On school holidays or weekends or summer workdays, Marilyn would drive up Beverly Glen and pull over on Mulholland, where Sewanee would get into Blah’s waiting car and they’d drive down the other side of the hill to Bitsy’s house. They’d watch old movies in the shagged living room and Sewanee soaked it all up, knew every line from The Philadelphia Story, every step of “Make ’Em Laugh” from Singin’ in the Rain, every head tilt from Lauren Bacall.
At the height of the day, they’d go out to the green-tinged pool and Blah would teach her how to swim, telling her the combination of swimming and dancing would give her everything she’d need to maintain her yet-to-appear figure.

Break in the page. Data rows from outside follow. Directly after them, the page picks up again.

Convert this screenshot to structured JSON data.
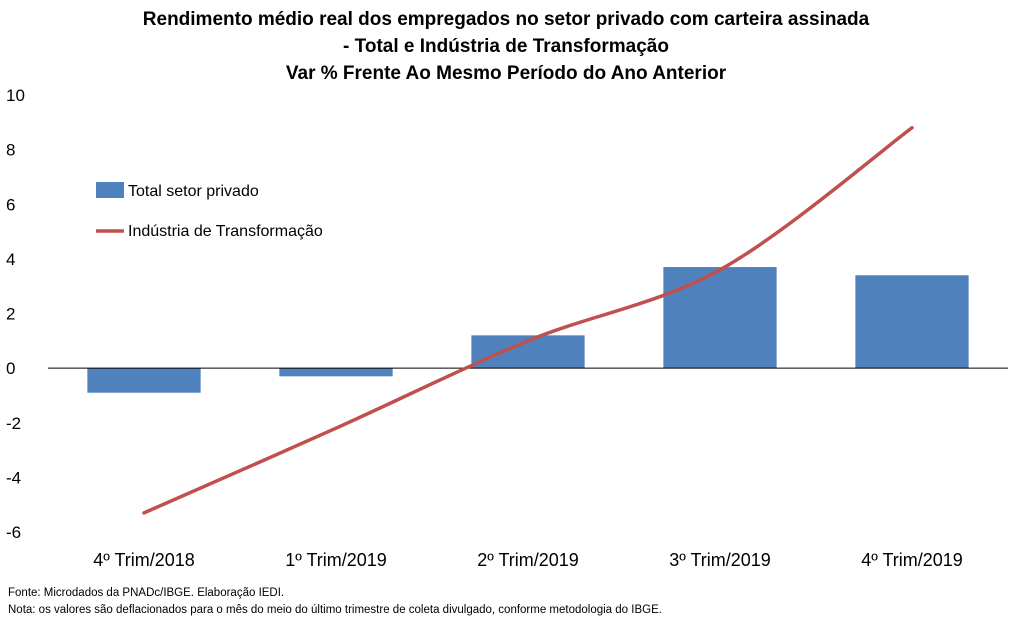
{
  "chart_data": {
    "type": "bar",
    "title": [
      "Rendimento médio real dos empregados no setor privado com carteira assinada",
      "- Total e Indústria de Transformação",
      "Var % Frente Ao Mesmo Período do Ano Anterior"
    ],
    "categories": [
      "4º Trim/2018",
      "1º Trim/2019",
      "2º Trim/2019",
      "3º Trim/2019",
      "4º Trim/2019"
    ],
    "series": [
      {
        "name": "Total setor privado",
        "type": "bar",
        "color": "#4f81bd",
        "values": [
          -0.9,
          -0.3,
          1.2,
          3.7,
          3.4
        ]
      },
      {
        "name": "Indústria de Transformação",
        "type": "line",
        "color": "#c0504d",
        "values": [
          -5.3,
          -2.2,
          1.0,
          3.6,
          8.8
        ]
      }
    ],
    "ylim": [
      -6,
      10
    ],
    "yticks": [
      -6,
      -4,
      -2,
      0,
      2,
      4,
      6,
      8,
      10
    ],
    "xlabel": "",
    "ylabel": "",
    "grid": false,
    "legend_position": "top-left"
  },
  "footer": {
    "source": "Fonte: Microdados da PNADc/IBGE. Elaboração IEDI.",
    "note": "Nota: os valores são deflacionados para o mês do meio do último trimestre de coleta divulgado, conforme metodologia do IBGE."
  }
}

At some point, Blah would say, “I suppose your parents expect me to feed you,” and they’d glide into the kitchen and Blah would forage for something, anything, that constituted food. Usually Ritz crackers or apple slices. Always Mallomars. Sometimes Bitsy would stop by between her lunch and dinner shift at Du-pars and bring them pancakes, which Sewanee loved, but her real appetite was elsewhere.
One more dance step; rewatch a Hepburn/Tracy film and talk about “chemistry”; go through Bette Davis’s entire oeuvre.
By the time Sewanee was in middle school, they would drive around the Valley in Blah’s Oldsmobile convertible and go consignment shopping on Ventura Boulevard. They’d sweep down the racks, pulling anything remotely intriguing. When Sewanee would say, “I like this, what do you think?” Blah would respond, “I think you’re a knockout, Doll.”